The Miami Herald Editorial Board says “silence isn’t leadership.” I agree. But on immigration, I have never been silent, and the people I represent in South Florida know it.

From the moment I stepped onto the House floor, immigration was at the center of my work. I have fought for immigrants in South Florida and across this nation, clearly, loudly and relentlessly. No one paying attention can honestly claim otherwise. When Alex Pretti was shot and chaos erupted in Minneapolis, I spoke the same day, condemning the tragedy and calling out a failed enforcement strategy that puts lives at risk. I warned that treating narcotraffickers the same as nannies is dangerous, ineffective and un-American. But that warning did not begin in Minneapolis. For months, I have been sounding the alarm, in Congress, on national television and in my district, that Washington’s refusal to modernize our laws is costing real families their safety and their future. I haven’t just spoken; I’ve led. I wrote the Dignity Act, the only serious bipartisan immigration reform bill before Congress today. I’ve taken this fight to every major network, CNN, MSNBC, ABC and Fox, warning that a one-size-fits-all enforcement strategy is failing families and undermining the rule of law.

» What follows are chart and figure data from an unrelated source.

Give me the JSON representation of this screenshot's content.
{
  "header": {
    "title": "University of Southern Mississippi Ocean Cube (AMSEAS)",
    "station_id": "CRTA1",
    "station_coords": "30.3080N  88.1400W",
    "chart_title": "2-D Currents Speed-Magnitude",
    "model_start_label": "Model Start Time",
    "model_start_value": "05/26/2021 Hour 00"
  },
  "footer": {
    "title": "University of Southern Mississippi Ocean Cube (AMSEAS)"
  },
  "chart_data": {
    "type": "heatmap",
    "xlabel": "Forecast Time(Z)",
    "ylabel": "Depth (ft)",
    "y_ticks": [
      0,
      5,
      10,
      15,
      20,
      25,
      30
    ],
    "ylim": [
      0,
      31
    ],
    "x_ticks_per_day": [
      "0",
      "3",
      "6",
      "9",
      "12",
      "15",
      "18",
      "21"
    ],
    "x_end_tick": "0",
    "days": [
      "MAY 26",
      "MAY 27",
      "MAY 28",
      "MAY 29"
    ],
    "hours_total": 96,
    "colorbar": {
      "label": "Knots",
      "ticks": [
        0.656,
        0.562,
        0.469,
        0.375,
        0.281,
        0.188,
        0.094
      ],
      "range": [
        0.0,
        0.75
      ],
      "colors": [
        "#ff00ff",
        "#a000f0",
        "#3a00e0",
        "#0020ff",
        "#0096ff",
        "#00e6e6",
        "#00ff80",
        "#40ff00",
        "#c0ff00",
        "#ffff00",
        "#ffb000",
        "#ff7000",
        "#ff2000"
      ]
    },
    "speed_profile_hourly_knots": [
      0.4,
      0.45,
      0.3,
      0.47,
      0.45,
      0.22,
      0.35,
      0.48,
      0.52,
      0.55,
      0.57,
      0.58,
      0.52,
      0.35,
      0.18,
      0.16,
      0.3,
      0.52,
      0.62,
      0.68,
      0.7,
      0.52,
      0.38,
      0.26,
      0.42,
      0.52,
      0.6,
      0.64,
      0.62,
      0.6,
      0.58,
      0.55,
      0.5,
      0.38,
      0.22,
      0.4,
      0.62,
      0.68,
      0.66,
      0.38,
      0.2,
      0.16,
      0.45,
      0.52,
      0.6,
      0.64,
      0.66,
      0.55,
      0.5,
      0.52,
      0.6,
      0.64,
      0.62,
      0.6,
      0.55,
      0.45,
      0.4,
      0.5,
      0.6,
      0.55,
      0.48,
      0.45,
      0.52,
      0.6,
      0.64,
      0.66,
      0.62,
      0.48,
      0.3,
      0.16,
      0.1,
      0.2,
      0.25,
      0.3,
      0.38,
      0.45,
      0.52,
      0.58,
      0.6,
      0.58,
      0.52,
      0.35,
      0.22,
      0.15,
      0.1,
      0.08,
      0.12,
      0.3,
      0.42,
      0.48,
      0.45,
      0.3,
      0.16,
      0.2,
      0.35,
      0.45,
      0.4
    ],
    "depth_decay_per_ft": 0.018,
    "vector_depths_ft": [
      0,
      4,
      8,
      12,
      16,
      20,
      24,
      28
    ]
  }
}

And when speeches and interviews were not enough, I wrote the book, “Dignity Not Citizenship: The Truth About Immigration No One Is Telling You,” making the case for urgent immigration reform to the entire country.

While these debates play out in Washington, the real work never stops back home.

Every day in our Miami office, we sit across from real families, parents fearing deportation, constituents begging for help to free a loved one from detention. These are not abstract cases. These are neighbors, coworkers and members of our community.

We listen to their stories and work directly with federal agencies to ensure each case is considered fairly and with full understanding of the circumstances.

We have helped secure the release of detained immigrants in this district. We have defended Temporary Protected Status, the CHNV humanitarian parole program for Cuba, Haiti, Nicaragua and Venezuela and I-220A families without fear or apology. And when outside groups ran billboards attacking our work, the very immigrant communities we stood with responded with their own billboards, not defending a politician, but defending the truth of what they live every day.

This work is guided by facts, not politics. Good journalism depends on reliable sources and real evidence. So does responsible leadership.

When the administration canceled TPS and CHNV, I pushed back immediately. When thousands of Cuban families were ripped apart by the meaningless, Biden-era, I-220A designation that left some Cubans without a clear legal pathway to stay in the country, we compiled evidence and fought that injustice head-on.

At the same time, we have worked to change the law itself. I’m the lead Republican sponsor of the American Dream and Promise Act, the American Families United Act and the Venezuelan Adjustment Act, laws designed to protect families and those fleeing brutality.

Now, I’m embarked on the most consequential fight yet, the DIGNITY Act, introduced with Rep. Veronica Escobar, a Democrat from Texas. Dignity is one of the fastest-growing bipartisan coalitions in Congress, with 35 cosponsors and more than 60 endorsing organizations. Just this week, we gained four members.

This coalition includes pastors and painters, executives and evangelicals. What unites them is the reality that our immigration system is collapsing.

I have taken scrutiny from every direction because I refuse to abandon principle for convenience.

Leadership is not waiting for permission. It is not waiting for headlines. It is showing up before the cameras arrive. It is standing with families when no one is watching. So let me be clear, especially to the people of South Florida: On immigration, I have never been silent. Not on enforcement failures. Not on reform. And not on the moral urgency of this moment.

I will keep doing the work, for the families I represent, for the dignity they deserve and for an immigration system worthy of this country.

My record speaks for itself.

U.S. Rep. Maria Elvira Salazar, a Miami Republican, represents Florida’s 27th Congressional District.